Youngstown Mayor Patrick J. Ungaro is stepping up efforts to sell the municipal parking deck after the county threatens to foreclose on the structure for $222,366 in back taxes.

Two Youngstown Board of Health members say the city should not have paid a $7,500 settlement to an employee of the department who said she had been laid off while other employees with less seniority remained on the job. Mayor Patrick Ungaro said the city was under a court order to make the payment and did not want to appeal.

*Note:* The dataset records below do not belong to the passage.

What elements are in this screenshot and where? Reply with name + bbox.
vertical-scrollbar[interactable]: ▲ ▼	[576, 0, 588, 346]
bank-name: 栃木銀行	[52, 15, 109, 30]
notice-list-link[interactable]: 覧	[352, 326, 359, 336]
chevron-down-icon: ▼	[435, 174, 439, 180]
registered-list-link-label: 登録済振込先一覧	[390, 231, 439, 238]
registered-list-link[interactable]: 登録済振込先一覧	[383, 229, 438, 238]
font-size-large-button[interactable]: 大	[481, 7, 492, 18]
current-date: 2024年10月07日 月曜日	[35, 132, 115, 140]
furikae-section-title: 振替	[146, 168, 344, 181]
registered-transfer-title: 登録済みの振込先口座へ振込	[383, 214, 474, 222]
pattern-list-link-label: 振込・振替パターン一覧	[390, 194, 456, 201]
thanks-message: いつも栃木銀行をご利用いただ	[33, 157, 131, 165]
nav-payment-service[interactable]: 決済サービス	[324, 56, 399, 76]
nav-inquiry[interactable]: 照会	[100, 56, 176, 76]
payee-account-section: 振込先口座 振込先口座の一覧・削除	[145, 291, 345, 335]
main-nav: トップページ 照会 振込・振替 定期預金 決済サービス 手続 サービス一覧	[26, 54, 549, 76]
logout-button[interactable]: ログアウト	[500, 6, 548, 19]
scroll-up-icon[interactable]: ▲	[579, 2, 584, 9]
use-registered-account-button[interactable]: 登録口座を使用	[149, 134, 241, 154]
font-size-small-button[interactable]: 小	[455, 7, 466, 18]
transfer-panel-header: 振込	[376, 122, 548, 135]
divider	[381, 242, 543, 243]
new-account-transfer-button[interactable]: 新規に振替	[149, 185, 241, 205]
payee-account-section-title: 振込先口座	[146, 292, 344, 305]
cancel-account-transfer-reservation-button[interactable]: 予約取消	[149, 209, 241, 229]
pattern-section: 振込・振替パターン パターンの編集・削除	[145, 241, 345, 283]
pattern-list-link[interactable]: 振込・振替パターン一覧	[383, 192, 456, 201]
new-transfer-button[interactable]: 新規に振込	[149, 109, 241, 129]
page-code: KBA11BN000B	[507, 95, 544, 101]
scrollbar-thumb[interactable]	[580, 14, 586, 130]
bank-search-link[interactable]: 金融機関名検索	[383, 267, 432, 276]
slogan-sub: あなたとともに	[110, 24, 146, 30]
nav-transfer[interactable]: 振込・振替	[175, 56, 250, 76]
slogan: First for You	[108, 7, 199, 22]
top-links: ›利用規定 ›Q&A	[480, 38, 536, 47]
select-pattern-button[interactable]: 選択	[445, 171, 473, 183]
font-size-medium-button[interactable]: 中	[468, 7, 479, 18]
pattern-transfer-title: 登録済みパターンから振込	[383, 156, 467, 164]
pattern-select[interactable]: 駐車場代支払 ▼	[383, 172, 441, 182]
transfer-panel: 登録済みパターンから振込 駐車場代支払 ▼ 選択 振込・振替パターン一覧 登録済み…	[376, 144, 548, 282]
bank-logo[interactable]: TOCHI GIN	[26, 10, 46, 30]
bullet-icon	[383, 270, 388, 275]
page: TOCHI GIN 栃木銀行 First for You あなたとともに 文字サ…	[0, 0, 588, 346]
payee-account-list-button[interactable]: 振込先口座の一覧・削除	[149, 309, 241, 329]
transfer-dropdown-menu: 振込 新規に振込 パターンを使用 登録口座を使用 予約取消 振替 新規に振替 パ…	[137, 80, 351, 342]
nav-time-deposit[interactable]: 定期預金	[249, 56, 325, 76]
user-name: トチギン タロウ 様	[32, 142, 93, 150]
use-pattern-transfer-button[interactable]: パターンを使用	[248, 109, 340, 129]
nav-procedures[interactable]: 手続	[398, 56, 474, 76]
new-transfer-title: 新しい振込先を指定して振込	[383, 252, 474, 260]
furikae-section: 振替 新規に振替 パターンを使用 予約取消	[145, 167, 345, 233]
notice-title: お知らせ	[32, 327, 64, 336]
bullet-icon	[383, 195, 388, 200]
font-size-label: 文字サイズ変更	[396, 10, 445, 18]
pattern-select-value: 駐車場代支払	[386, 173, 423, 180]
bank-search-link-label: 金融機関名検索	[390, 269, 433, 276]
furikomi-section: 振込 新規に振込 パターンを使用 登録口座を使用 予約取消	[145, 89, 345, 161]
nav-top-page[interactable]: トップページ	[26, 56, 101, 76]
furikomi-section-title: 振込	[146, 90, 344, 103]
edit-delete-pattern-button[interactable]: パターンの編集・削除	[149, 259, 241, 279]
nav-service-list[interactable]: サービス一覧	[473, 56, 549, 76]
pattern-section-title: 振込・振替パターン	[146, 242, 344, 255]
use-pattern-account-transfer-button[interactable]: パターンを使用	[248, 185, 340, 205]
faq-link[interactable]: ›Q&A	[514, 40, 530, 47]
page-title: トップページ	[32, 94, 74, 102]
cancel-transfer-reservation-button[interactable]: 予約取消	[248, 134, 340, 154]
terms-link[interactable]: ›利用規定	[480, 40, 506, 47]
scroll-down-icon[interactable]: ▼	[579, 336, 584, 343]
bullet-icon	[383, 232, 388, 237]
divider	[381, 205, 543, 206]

The Market Street Merchant’s Association says a scaled down revitalization plan costing about $1 million could bring new life to Market Street and the Uptown area.

The Eastern Ohio Chapter of the American Heart Association is likely to be merged into a larger unit with Akron and Canton, says William Jacob, chapter executive director.

1970: City police raid a “dope den” at 838 Ohio Ave., arresting 31 people during a five-hour period and confiscating narcotics, guns and hypodermic needles.

New Castle Police Chief Richard Hanna leads a raid on an East Side pool room, arresting 12 people for gambling and confiscating cards and cash.

A city health inspector and assistant high school principal, accompanied by a reporter, make a spot check of two inner-city Civil Defense shelters and find rusted water cans, outdated food and medicine packages and opened boxes of radioactivity detection equipment with batteries of questionable reliability

Five head of cattle stolen in West Virginia in February are recovered after Youngstown FBI agents arrest a 37-year-old Niles man.

1960: Youngstown University’s Jambar is named the best paper for the third year by the Penn-Ohio Collegiate Press Association.

Gov. Michael DiSalle pledges help from the state for Geauga County, where mud slides have made many unpaved roads impassable. The West Geauga School District has declared a week of vacation because buses were unable to navigate the district.

Four future teachers are candidates for 1960 Junior Prom queen at Youngstown University: Rosemary Hackett, Mary McFarling, Carole Albright and Carole Pope.

1935: In the face of plant closings in Western Pennsylvania, officials are recommending the consolidation of the cities of Farrell and Sharon and the boroughs of Wheatland and Sharpsville.

More than 500 people on relief indicate a desire to get garden seeds from the Mahoning County Relief Administration, which has $2,000 for the purchase of seeds and hopes to help 3,000 people.

The St. Margaret’s Guild of St. John’s Episcopal Church presents a show of Easter and bridal fashions in McKelvey’s Tea Room.